Defense lawyers in five of the 22 cases under Lacey were suspended or disbarred, which is the most serious discipline for ethics violations, the ACLU said. Defense counsel for two other defendants was put on probation, and the attorney for another is currently facing multiple bar charges.
The ACLU, which reviewed lawyer misconduct records, cited one particularly egregious case in which an attorney declined to make an opening statement – offering no defense at all – and then repeatedly fell asleep during the trial.
“I have serious doubts about the constitutionality of these sentences,” said Stubbs, noting that inadequate representation can have long-lasting consequences.

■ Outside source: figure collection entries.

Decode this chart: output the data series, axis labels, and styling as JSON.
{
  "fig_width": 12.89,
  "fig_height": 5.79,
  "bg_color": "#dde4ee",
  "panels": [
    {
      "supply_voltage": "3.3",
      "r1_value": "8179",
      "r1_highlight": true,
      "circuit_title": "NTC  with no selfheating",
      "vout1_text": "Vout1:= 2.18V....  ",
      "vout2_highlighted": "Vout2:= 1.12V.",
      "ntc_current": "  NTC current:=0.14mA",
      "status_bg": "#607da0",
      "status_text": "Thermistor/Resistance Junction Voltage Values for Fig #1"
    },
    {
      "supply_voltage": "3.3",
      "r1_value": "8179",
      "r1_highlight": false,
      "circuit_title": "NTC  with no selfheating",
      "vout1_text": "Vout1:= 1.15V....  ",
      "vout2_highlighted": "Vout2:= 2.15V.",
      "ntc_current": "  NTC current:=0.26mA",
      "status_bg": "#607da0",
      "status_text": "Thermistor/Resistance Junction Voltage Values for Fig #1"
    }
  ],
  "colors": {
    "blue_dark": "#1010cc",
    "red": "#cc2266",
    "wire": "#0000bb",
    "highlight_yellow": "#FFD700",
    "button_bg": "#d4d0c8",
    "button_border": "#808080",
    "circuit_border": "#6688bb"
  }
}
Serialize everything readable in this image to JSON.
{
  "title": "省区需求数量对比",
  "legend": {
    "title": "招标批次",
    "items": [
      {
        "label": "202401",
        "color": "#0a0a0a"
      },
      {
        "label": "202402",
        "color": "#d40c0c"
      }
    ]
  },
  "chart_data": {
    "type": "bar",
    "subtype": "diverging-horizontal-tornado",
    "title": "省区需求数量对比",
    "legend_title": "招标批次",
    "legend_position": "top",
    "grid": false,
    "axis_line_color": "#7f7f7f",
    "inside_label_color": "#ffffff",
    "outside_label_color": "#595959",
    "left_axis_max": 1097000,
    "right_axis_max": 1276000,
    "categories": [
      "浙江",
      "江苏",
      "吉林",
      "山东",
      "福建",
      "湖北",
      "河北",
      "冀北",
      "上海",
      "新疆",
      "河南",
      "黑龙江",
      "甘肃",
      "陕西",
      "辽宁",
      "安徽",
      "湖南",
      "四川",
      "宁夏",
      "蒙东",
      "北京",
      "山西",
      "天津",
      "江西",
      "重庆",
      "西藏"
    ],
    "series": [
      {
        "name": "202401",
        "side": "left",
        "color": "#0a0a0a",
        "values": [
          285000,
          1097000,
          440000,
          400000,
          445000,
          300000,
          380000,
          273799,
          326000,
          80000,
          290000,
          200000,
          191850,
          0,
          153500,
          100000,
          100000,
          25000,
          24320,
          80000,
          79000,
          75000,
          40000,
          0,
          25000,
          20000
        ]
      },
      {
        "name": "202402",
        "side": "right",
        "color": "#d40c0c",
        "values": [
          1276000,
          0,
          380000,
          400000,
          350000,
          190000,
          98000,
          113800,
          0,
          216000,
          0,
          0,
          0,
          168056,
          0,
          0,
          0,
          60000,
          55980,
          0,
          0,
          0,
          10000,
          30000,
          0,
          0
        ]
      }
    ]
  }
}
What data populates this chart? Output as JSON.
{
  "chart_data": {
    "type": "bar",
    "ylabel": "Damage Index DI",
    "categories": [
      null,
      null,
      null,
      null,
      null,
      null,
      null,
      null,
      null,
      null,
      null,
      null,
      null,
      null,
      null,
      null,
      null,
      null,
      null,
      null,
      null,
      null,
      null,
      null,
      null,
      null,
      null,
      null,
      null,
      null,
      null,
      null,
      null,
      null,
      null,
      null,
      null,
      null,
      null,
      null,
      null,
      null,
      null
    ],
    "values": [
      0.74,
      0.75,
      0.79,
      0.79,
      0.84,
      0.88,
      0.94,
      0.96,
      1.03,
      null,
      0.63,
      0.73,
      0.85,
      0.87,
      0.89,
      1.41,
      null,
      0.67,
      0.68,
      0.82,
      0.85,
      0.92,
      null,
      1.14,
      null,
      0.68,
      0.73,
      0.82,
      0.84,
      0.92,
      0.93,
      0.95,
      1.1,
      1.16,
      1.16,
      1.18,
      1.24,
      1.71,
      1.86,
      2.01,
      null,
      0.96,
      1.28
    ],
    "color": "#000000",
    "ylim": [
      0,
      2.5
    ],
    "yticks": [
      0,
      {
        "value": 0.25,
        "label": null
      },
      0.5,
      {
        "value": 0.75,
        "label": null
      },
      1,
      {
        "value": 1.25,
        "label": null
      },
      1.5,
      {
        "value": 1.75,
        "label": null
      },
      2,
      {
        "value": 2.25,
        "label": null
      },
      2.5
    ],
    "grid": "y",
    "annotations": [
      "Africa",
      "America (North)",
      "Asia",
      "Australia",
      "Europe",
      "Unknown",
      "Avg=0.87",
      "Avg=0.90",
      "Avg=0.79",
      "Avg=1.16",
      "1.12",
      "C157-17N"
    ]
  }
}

Failures of defense counsel are key contributors to wrongful convictions, but problems with California’s appellate system means these kinds of mistakes are often exposed decades later, the ACLU said. The last two California death row inmates who were exonerated gained their freedom roughly 25 years after conviction, and those delays could get worse, as the state has an expanding backlog of cases and appeals.
All five people removed from death row after exoneration in the state were people of color.
In California, death penalty expenses total at least $139m per year, and LA county spent an estimated $48.4m seeking executions from 2000 to 2007.
Death penalty trials cost over a million dollars, draining county funds that could be used for community anti-violence programs, education and services for families of victims, said Diane Lucas, senior legal counsel with the Justice Collaborative.
The LA district attorney’s office has recently defended its continuing efforts to seek the death penalty despite Newsom’s order.
In her statement this week, Lacey noted that California voters had not abolished the death penalty, saying: “I will follow the law as prescribed by the citizens of California – whether that is seeking the death penalty for the most heinous crimes or, with the abolition of the death penalty, life without parole.”
The district attorney’s office has “extensive review processes” in place to decide whether to pursue the death penalty and makes recommendations “based on the facts without regard to the race of a defendant or a victim”, Lacey said. Her office sought the death penalty in less than 3% of all eligible cases last year, she said.
Stubbs said it was within Lacey’s power to immediately halt her death penalty cases, accept outstanding plea agreements, and no longer seek capital punishment in new cases.
But if she continued in her current path, the cases would just drag on, said Stubbs, adding: “The extended delays are painful for a lot of the community, including victims.”